In una condizione simile si trova il Gruppo Tea, realtà che nel territorio di Mantova fornisce un’ampia rete di servizi pubblici collegati a energia, acqua e ambiente. «Il Gruppo è pronto ad abilitare un impianto di compostaggio già esistente per la produzione di biometano. Ce né assoluto bisogno in Italia, ma al momento i nostri investimenti e la nostra produzione sono bloccati», afferma Anzio Negrini, direttore di Mantova Ambiente del Gruppo Tea.
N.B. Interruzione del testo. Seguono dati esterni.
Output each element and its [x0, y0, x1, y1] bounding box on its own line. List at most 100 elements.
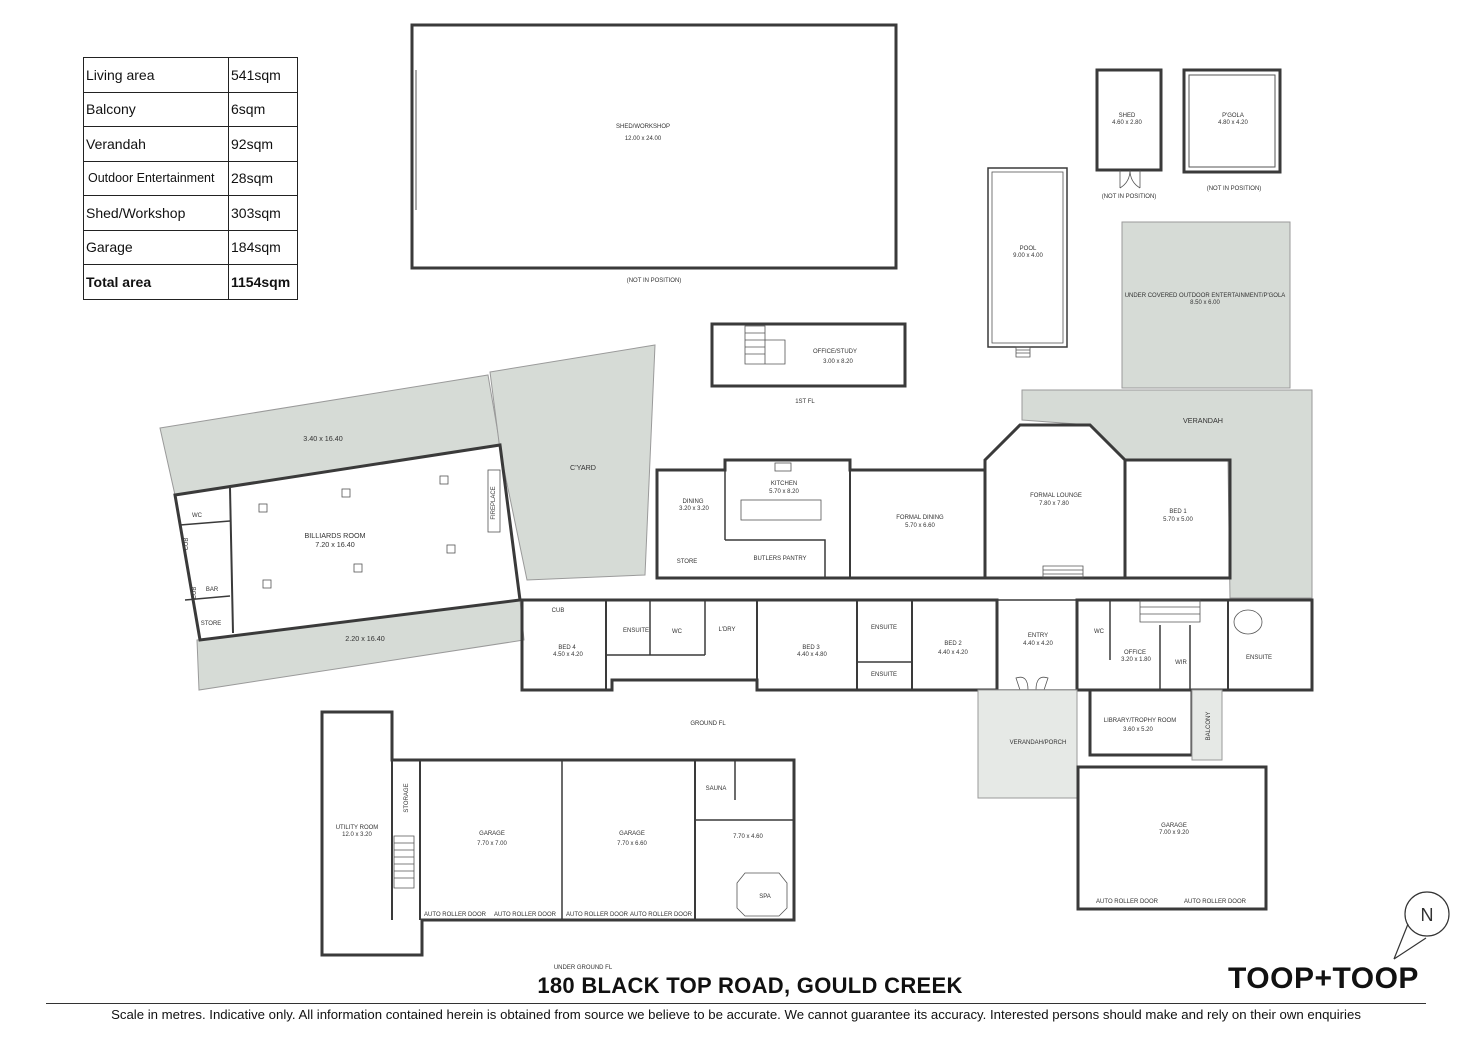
area-value: 541sqm [228, 57, 298, 93]
shed: SHED 4.60 x 2.80 (NOT IN POSITION) [1095, 68, 1163, 200]
balcony-label: BALCONY [1206, 712, 1212, 741]
verandah-top-dims: 3.40 x 16.40 [303, 434, 343, 443]
bed2-dims: 4.40 x 4.20 [938, 650, 968, 656]
verandah-right-label: VERANDAH [1183, 416, 1223, 425]
area-label: Living area [83, 57, 229, 93]
shed-note: (NOT IN POSITION) [1102, 194, 1157, 200]
ensuite-c-label: ENSUITE [871, 672, 897, 678]
cub3-label: CUB [552, 608, 565, 614]
wc-b-label: WC [1094, 629, 1105, 635]
area-value: 303sqm [228, 195, 298, 231]
billiards-label: BILLIARDS ROOM [304, 531, 365, 540]
formal-dining-dims: 5.70 x 6.60 [905, 523, 935, 529]
billiards-store-label: STORE [201, 621, 222, 627]
kitchen-dims: 5.70 x 8.20 [769, 489, 799, 495]
sauna-label: SAUNA [706, 786, 727, 792]
auto-roller-door-2: AUTO ROLLER DOOR [1184, 899, 1247, 905]
bed3-dims: 4.40 x 4.80 [797, 652, 827, 658]
garage-r-dims: 7.00 x 9.20 [1159, 830, 1189, 836]
courtyard-label: C'YARD [570, 463, 596, 472]
pergola-note: (NOT IN POSITION) [1207, 186, 1262, 192]
pool-dims: 9.00 x 4.00 [1013, 253, 1043, 259]
wc-a-label: WC [672, 629, 683, 635]
cub1-label: CUB [184, 538, 190, 551]
area-total-value: 1154sqm [228, 264, 298, 300]
butlers-pantry-label: BUTLERS PANTRY [753, 556, 806, 562]
auto-roller-door-4: AUTO ROLLER DOOR [494, 912, 557, 918]
disclaimer-text: Scale in metres. Indicative only. All in… [111, 1007, 1361, 1022]
billiards-wc-label: WC [192, 513, 203, 519]
office-study-label: OFFICE/STUDY [813, 349, 857, 355]
verandah-bottom-dims: 2.20 x 16.40 [345, 634, 385, 643]
outdoor-ent-label: UNDER COVERED OUTDOOR ENTERTAINMENT/P'GO… [1125, 293, 1286, 299]
area-total-label: Total area [83, 264, 229, 300]
bed1-dims: 5.70 x 5.00 [1163, 517, 1193, 523]
area-label: Shed/Workshop [83, 195, 229, 231]
area-label: Outdoor Entertainment [83, 160, 229, 196]
laundry-label: L'DRY [718, 627, 735, 633]
bed1-label: BED 1 [1169, 509, 1187, 515]
outdoor-entertainment: UNDER COVERED OUTDOOR ENTERTAINMENT/P'GO… [1121, 221, 1291, 389]
ensuite-d-label: ENSUITE [1246, 655, 1272, 661]
garage-l1-label: GARAGE [479, 831, 505, 837]
garage-l2-label: GARAGE [619, 831, 645, 837]
garage-l2-dims: 7.70 x 6.60 [617, 841, 647, 847]
bar-label: BAR [206, 587, 219, 593]
brand-logo: TOOP+TOOP [1228, 962, 1419, 995]
formal-lounge-dims: 7.80 x 7.80 [1039, 501, 1069, 507]
auto-roller-door-3: AUTO ROLLER DOOR [424, 912, 487, 918]
shed-dims: 4.60 x 2.80 [1112, 120, 1142, 126]
office-study-first-floor: OFFICE/STUDY 3.00 x 8.20 1ST FL [710, 322, 907, 405]
pergola-dims: 4.80 x 4.20 [1218, 120, 1248, 126]
garage-r-label: GARAGE [1161, 823, 1187, 829]
wir-label: WIR [1175, 660, 1187, 666]
fireplace-label: FIREPLACE [491, 486, 497, 519]
compass-icon: N [1393, 891, 1450, 960]
underground-floor-label: UNDER GROUND FL [554, 965, 613, 971]
shed-workshop-dims: 12.00 x 24.00 [625, 136, 662, 142]
library-dims: 3.60 x 5.20 [1123, 727, 1153, 733]
auto-roller-door-6: AUTO ROLLER DOOR [630, 912, 693, 918]
verandah-porch-label: VERANDAH/PORCH [1010, 740, 1067, 746]
pergola-label: P'GOLA [1222, 113, 1244, 119]
garage-l1-dims: 7.70 x 7.00 [477, 841, 507, 847]
underground-floor: UTILITY ROOM 12.0 x 3.20 STORAGE GARAGE … [320, 710, 796, 971]
formal-lounge-label: FORMAL LOUNGE [1030, 493, 1082, 499]
bed2-label: BED 2 [944, 641, 962, 647]
storage-label: STORAGE [404, 783, 410, 812]
area-value: 184sqm [228, 229, 298, 265]
shed-label: SHED [1119, 113, 1136, 119]
area-value: 6sqm [228, 91, 298, 127]
office-study-dims: 3.00 x 8.20 [823, 359, 853, 365]
office-label: OFFICE [1124, 650, 1146, 656]
spa-label: SPA [759, 894, 771, 900]
bed4-dims: 4.50 x 4.20 [553, 652, 583, 658]
first-floor-label: 1ST FL [795, 399, 815, 405]
dining-label: DINING [683, 499, 704, 505]
ground-floor-label: GROUND FL [690, 721, 726, 727]
bed3-label: BED 3 [802, 645, 820, 651]
ensuite-a-label: ENSUITE [623, 628, 649, 634]
office-dims: 3.20 x 1.80 [1121, 657, 1151, 663]
shed-workshop-label: SHED/WORKSHOP [616, 124, 670, 130]
library-label: LIBRARY/TROPHY ROOM [1104, 718, 1176, 724]
dining-dims: 3.20 x 3.20 [679, 506, 709, 512]
ensuite-b-label: ENSUITE [871, 625, 897, 631]
shed-workshop-note: (NOT IN POSITION) [627, 278, 682, 284]
billiards-dims: 7.20 x 16.40 [315, 540, 355, 549]
formal-dining-label: FORMAL DINING [896, 515, 944, 521]
main-house: VERANDAH DINING 3.20 x 3.20 KITCHEN 5.70… [520, 389, 1314, 911]
shed-workshop: SHED/WORKSHOP 12.00 x 24.00 (NOT IN POSI… [410, 23, 898, 284]
outdoor-ent-dims: 8.50 x 6.00 [1190, 300, 1220, 306]
kitchen-label: KITCHEN [771, 481, 797, 487]
pergola: P'GOLA 4.80 x 4.20 (NOT IN POSITION) [1182, 68, 1282, 192]
kitchen-store-label: STORE [677, 559, 698, 565]
entry-dims: 4.40 x 4.20 [1023, 641, 1053, 647]
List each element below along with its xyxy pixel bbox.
Stesso discorso anche per il Gruppo Asja, società proprietaria di un impianto che produce biometano dal trattamento anaerobico della frazione organica dei rifiuti. «Fino a quando non verrà chiarito che la produzione di biometano dovrà essere riconosciuta come una fattispecie di end of waste, le amministrazioni competenti potrebbero, sia pure con interpretazioni dubbie, non concedere le autorizzazioni – dichiara Tommaso Cassata, consigliere delegato del Gruppo – In Italia abbiamo una disciplina di incentivazione del biometano destinato alla autotrazione che ormai è compiuta e completa delle procedure applicative. C’è però al momento un vuoto normativo che, in alcuni casi, sta impedendo nei fatti la prosecuzione degli iter autorizzativi».
L’Italia, dunque, non può mettere a frutto investimenti già fatti nell’economia circolare. Spetta ora alla politica il compito di non disperdere questo potenziale mettendo finalmente queste imprese nelle condizioni di lavorare.